Does she want to change her mode of life?"
"I don't know, of course. There are some things one doesn't discuss. She
cares a great deal for some man. The other day I propped her up in bed
and gave her a newspaper, and after a while I found the paper on the
floor, and she was crying. The other patients avoid her, and it was
some time before I noticed it. The next day she told me that the man
was going to marry some one else. 'He wouldn't marry me, of course,' she
said; 'but he might have told me.'"
Le Moyne did his best, that afternoon in the little parlor, to provide
Sidney with a philosophy to carry her through her training. He told her
that certain responsibilities were hers, but that she could not reform
the world. Broad charity, tenderness, and healing were her province.

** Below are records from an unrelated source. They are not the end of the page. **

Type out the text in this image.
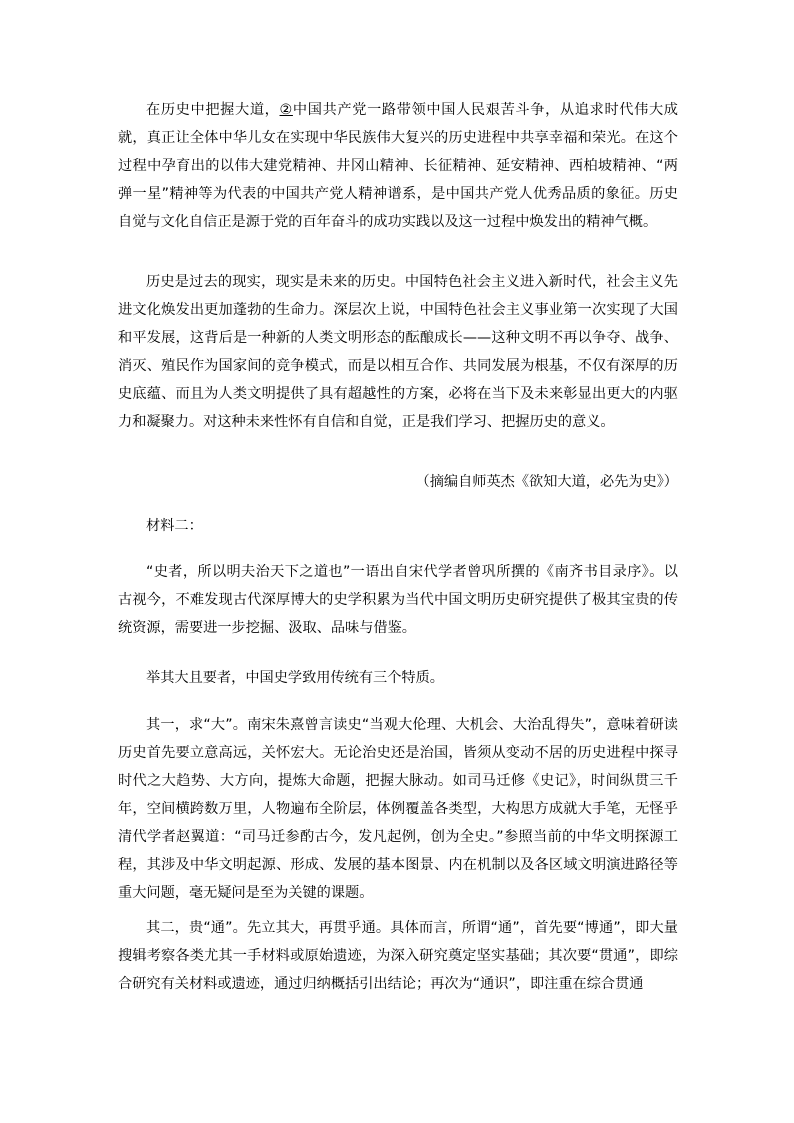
在历史中把握大道，②中国共产党一路带领中国人民艰苦斗争，从追求时代伟大成就，真正让全体中华儿女在实现中华民族伟大复兴的历史进程中共享幸福和荣光。在这个过程中孕育出的以伟大建党精神、井冈山精神、长征精神、延安精神、西柏坡精神、“两弹一星”精神等为代表的中国共产党人精神谱系，是中国共产党人优秀品质的象征。历史自觉与文化自信正是源于党的百年奋斗的成功实践以及这一过程中焕发出的精神气概。

历史是过去的现实，现实是未来的历史。中国特色社会主义进入新时代，社会主义先进文化焕发出更加蓬勃的生命力。深层次上说，中国特色社会主义事业第一次实现了大国和平发展，这背后是一种新的人类文明形态的酝酿成长——这种文明不再以争夺、战争、消灭、殖民作为国家间的竞争模式，而是以相互合作、共同发展为根基，不仅有深厚的历史底蕴、而且为人类文明提供了具有超越性的方案，必将在当下及未来彰显出更大的内驱力和凝聚力。对这种未来性怀有自信和自觉，正是我们学习、把握历史的意义。

（摘编自师英杰《欲知大道，必先为史》）

材料二：

“史者，所以明夫治天下之道也”一语出自宋代学者曾巩所撰的《南齐书目录序》。以古视今，不难发现古代深厚博大的史学积累为当代中国文明历史研究提供了极其宝贵的传统资源，需要进一步挖掘、汲取、品味与借鉴。

举其大且要者，中国史学致用传统有三个特质。

其一，求“大”。南宋朱熹曾言读史“当观大伦理、大机会、大治乱得失”，意味着研读历史首先要立意高远，关怀宏大。无论治史还是治国，皆须从变动不居的历史进程中探寻时代之大趋势、大方向，提炼大命题，把握大脉动。如司马迁修《史记》，时间纵贯三千年，空间横跨数万里，人物遍布全阶层，体例覆盖各类型，大构思方成就大手笔，无怪乎清代学者赵翼道：“司马迁参酌古今，发凡起例，创为全史。”参照当前的中华文明探源工程，其涉及中华文明起源、形成、发展的基本图景、内在机制以及各区域文明演进路径等重大问题，毫无疑问是至为关键的课题。

其二，贵“通”。先立其大，再贯乎通。具体而言，所谓“通”，首先要“博通”，即大量搜辑考察各类尤其一手材料或原始遗迹，为深入研究奠定坚实基础；其次要“贯通”，即综合研究有关材料或遗迹，通过归纳概括引出结论；再次为“通识”，即注重在综合贯通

"Help them all you can," he finished, feeling inadequate and hopelessly
didactic. "Cure them; send them out with a smile; and--leave the rest to
the Almighty."
Sidney was resigned, but not content. Newly facing the evil of the
world, she was a rampant reformer at once. Only the arrival of Christine
and her fiance saved his philosophy from complete rout. He had time for
a question between the ring of the bell and Katie's deliberate progress
from the kitchen to the front door.
"How about the surgeon, young Wilson? Do you ever see him?" His tone was
carefully casual.
"Almost every day. He stops at the door of the ward and speaks to me. It
makes me quite distinguished, for a probationer. Usually, you know, the
staff never even see the probationers."
"And--the glamour persists?" He smiled down at her.
"I think he is very wonderful," said Sidney valiantly.
Christine Lorenz, while not large, seemed to fill the little room. Her
voice, which was frequent and penetrating, her smile, which was wide
and showed very white teeth that were a trifle large for beauty, her
all-embracing good nature, dominated the entire lower floor. K., who had
met her before, retired into silence and a corner. Young Howe smoked a
cigarette in the hall.
"You poor thing!" said Christine, and put her cheek against Sidney's.
"Why, you're positively thin! Palmer gives you a month to tire of it
all; but I said--"
"I take that back," Palmer spoke indolently from the corridor. "There
is the look of willing martyrdom in her face. Where is Reginald? I've
brought some nuts for him."
"Reginald is back in the woods again."